On a breathless gasp, she swung away and plunged down the corridor, but instead of going into the withdrawing room, she rushed past and on. The long corridor ran the length of the ballroom and at the end turned a corner; whisking around it, she came to the door she’d known from previous visits was there. Dragging in a breath, calming her thudding heart, she raised her head; straightening, drawing her usual mantle of self-control firmly about her, she opened the door and stepped onto the terrace.

It was, she judged, the last place Ryder would think of looking for her. There was really no reason she would return there, especially alone.

Silently closing the door, she paused in the spill of shadow provided by the walls and surveyed the five couples strolling the expanse; being alone—strolling alone—would attract attention.

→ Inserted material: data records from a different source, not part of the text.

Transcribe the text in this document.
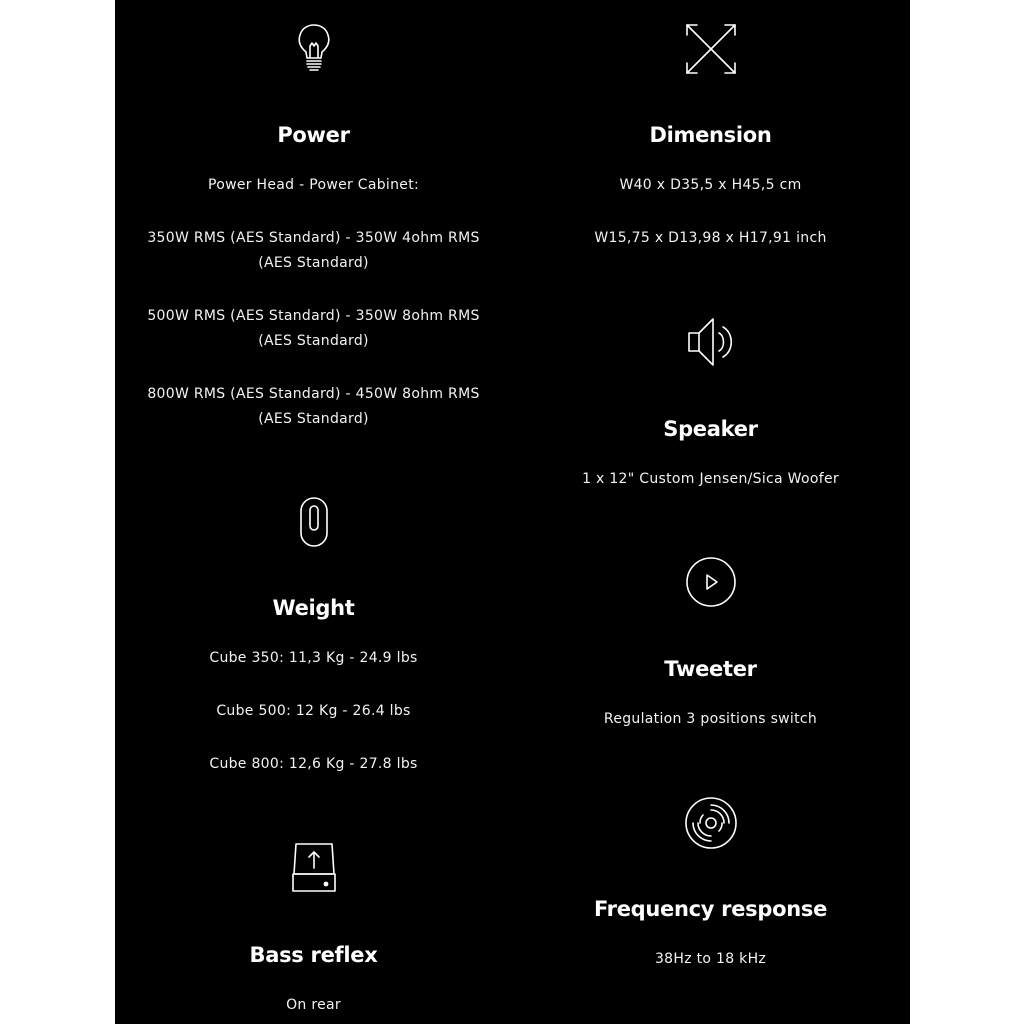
Power

Power Head - Power Cabinet:

350W RMS (AES Standard) - 350W 4ohm RMS

(AES Standard)

500W RMS (AES Standard) - 350W 8ohm RMS

(AES Standard)

800W RMS (AES Standard) - 450W 8ohm RMS

(AES Standard)

Weight

Cube 350: 11,3 Kg - 24.9 lbs

Cube 500: 12 Kg - 26.4 lbs

Cube 800: 12,6 Kg - 27.8 lbs

Bass reflex

On rear

Dimension

W40 x D35,5 x H45,5 cm

W15,75 x D13,98 x H17,91 inch

Speaker

1 x 12" Custom Jensen/Sica Woofer

Tweeter

Regulation 3 positions switch

Frequency response

38Hz to 18 kHz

In her present position, she wasn’t visible to the ballroom’s occupants, but if she walked forward, she would be seen. And a single figure was odd enough to attract notice, even from those absorbed in conversation in the ballroom.

Let alone the couples strolling the terrace; at least three knew her, and would undoubtedly seek to gather her in and escort her back into the ballroom . . . where Ryder would be waiting.

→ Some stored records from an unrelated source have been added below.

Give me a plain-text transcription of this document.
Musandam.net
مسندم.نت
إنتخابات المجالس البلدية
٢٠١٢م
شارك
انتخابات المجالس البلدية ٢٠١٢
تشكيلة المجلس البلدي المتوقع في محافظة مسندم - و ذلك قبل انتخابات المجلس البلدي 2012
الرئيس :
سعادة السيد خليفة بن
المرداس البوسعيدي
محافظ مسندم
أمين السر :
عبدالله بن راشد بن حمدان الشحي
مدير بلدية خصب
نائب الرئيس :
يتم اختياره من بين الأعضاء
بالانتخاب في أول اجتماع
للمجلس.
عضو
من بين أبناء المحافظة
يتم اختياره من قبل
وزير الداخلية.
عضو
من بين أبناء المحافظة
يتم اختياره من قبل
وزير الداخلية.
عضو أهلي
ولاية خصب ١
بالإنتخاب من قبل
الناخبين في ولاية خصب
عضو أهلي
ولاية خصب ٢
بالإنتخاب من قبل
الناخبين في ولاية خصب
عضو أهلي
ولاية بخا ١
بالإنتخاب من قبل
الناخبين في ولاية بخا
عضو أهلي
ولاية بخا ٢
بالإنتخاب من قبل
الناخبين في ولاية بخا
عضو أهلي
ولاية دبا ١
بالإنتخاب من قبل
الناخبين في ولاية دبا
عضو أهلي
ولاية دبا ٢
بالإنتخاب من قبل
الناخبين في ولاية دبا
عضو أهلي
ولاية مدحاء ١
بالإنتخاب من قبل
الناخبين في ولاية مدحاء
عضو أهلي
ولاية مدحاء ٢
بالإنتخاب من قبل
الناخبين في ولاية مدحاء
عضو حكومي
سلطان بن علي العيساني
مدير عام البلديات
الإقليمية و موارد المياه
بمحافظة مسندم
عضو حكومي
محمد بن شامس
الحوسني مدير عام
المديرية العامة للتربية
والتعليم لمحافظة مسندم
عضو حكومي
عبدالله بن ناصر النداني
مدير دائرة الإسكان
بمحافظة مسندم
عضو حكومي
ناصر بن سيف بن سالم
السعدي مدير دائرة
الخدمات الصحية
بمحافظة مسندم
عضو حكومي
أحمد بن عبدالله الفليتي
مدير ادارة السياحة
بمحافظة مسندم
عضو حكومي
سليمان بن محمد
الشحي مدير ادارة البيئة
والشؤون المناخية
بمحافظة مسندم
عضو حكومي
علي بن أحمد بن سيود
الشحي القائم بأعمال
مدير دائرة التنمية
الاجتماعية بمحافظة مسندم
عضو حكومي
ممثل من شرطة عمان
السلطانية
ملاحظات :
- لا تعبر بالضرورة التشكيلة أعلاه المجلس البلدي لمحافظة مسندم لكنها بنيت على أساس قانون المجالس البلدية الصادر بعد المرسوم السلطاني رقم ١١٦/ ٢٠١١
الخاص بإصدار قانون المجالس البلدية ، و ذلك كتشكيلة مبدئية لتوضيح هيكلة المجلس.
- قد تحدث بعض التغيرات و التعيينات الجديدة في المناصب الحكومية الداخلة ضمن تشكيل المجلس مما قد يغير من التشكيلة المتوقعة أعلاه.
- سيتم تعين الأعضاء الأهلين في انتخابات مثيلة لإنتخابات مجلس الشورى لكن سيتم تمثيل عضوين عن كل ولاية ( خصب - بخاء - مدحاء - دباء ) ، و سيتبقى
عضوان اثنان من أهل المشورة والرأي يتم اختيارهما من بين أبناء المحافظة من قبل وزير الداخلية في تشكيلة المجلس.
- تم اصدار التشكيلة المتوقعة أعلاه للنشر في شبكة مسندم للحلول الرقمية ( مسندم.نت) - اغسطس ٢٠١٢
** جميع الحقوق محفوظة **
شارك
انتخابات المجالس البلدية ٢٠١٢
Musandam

She glanced to her left. A set of steep stone steps, helpfully shrouded in shadow, led down to a paved garden path. Holding still in the gloom, she waited, then seized a moment when the strolling couples were otherwise occupied and unlikely to spot her, and slipped silently down the steps, onto the path, and whisked around the corner of the house.

Ahead of her lay the rectangle of garden that faced the private rooms of the big house, and tucked into the opposite corner beyond an expanse of lawn stood a small pillared folly; constructed of white marble, it glimmered faintly in the moonlight. When the weather was fine, Lady Castlemaine often used the lawn for her afternoon teas, but there was no direct access from the ballroom, and at night the area was unlighted.

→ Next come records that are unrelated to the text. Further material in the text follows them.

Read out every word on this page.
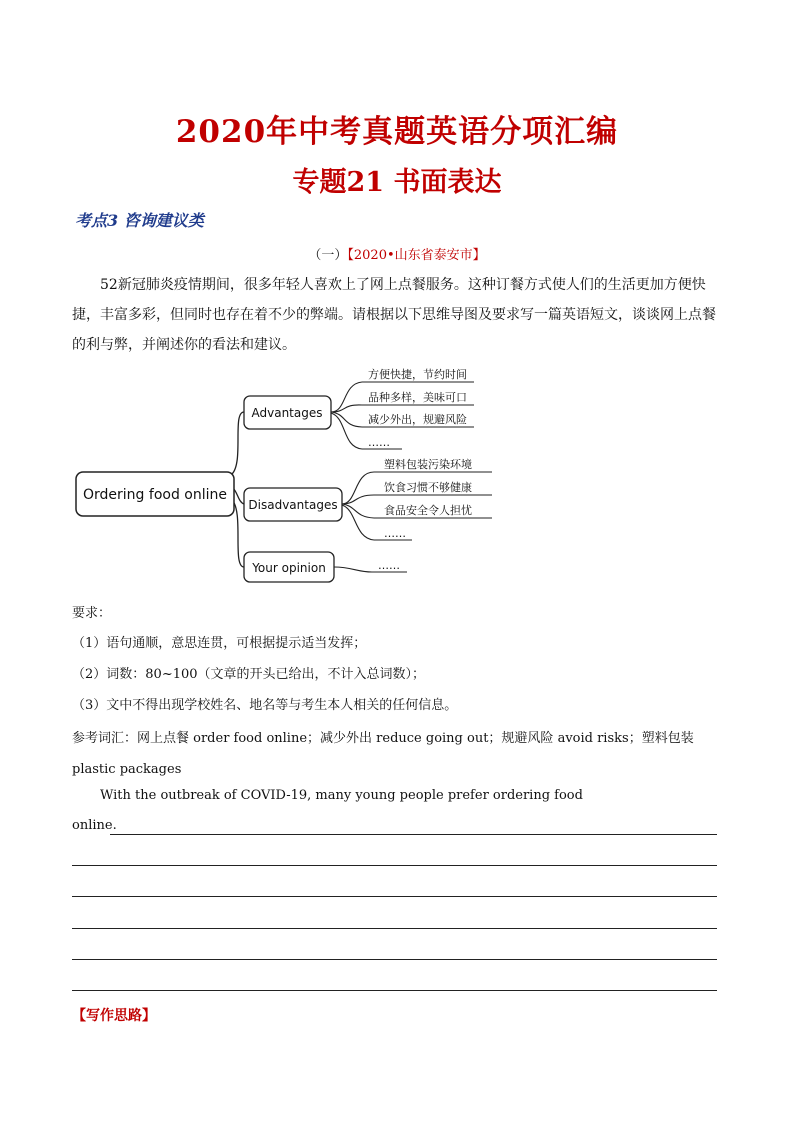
2020年中考真题英语分项汇编
专题21 书面表达
考点3 咨询建议类
（一）【2020•山东省泰安市】
52新冠肺炎疫情期间，很多年轻人喜欢上了网上点餐服务。这种订餐方式使人们的生活更加方便快捷，丰富多彩，但同时也存在着不少的弊端。请根据以下思维导图及要求写一篇英语短文，谈谈网上点餐的利与弊，并阐述你的看法和建议。
Ordering food online
Advantages
方便快捷，节约时间
品种多样，美味可口
减少外出，规避风险
……
Disadvantages
塑料包装污染环境
饮食习惯不够健康
食品安全令人担忧
……
Your opinion	……
要求：
（1）语句通顺，意思连贯，可根据提示适当发挥；
（2）词数：80~100（文章的开头已给出，不计入总词数）；
（3）文中不得出现学校姓名、地名等与考生本人相关的任何信息。
参考词汇：网上点餐 order food online；减少外出 reduce going out；规避风险 avoid risks；塑料包装 plastic packages
With the outbreak of COVID-19, many young people prefer ordering food
online.
【写作思路】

No one would be in the folly at present; she could sit in the quiet darkness for a while, long enough to calm her stupidly thudding heart and get her mind working again. She had no idea why Ryder’s pursuit—his suddenly intent focus on her—had affected her to this degree, but she needed to settle her nerves, reclaim her senses, regain complete control of her mind, and then devise a workable plan to get the time she needed with Randolph to . . . properly assess if he was, indeed, her hero.

That she now doubted her earlier certainty irked. She’d been so
sure
. . . and on one hand, she still was. Logically, and by every measurable criterion, Lord Randolph Cavanaugh was the perfect husband for her—he
should be
her hero.

Walking slowly past the lawn, she turned onto the narrower path that led to the folly; it wended through the wide flower beds, small bushes and flowering plants nodding on either side, their colors washed out by the moonlight, but their scents still discernible on the night breeze. Gradually, her odd panic subsided; slowly pacing, her gaze on the path ahead, she felt her temper stir as the reality of what had just transpired coalesced in her mind.

She’d been forced out of the ballroom—her field of action—by Ryder. By an interfering, high-handed, wholly arrogant despot; no matter how much amiability he used to cloak his true nature, that was what Ryder assuredly was.

And tonight he’d trumped her.

Her
—she who was always in charge. More, he’d done it in an arena she considered hers. Hers to organize and arrange to her liking.

Eyes narrowing, she raised her skirts and marched up the three steps into the deeper shadows of the folly, her temper escalating to a steady boil.

Even though there was no one to see, she set her lips in a mutinous line.

Halting at the top of the steps, she let her skirts fall.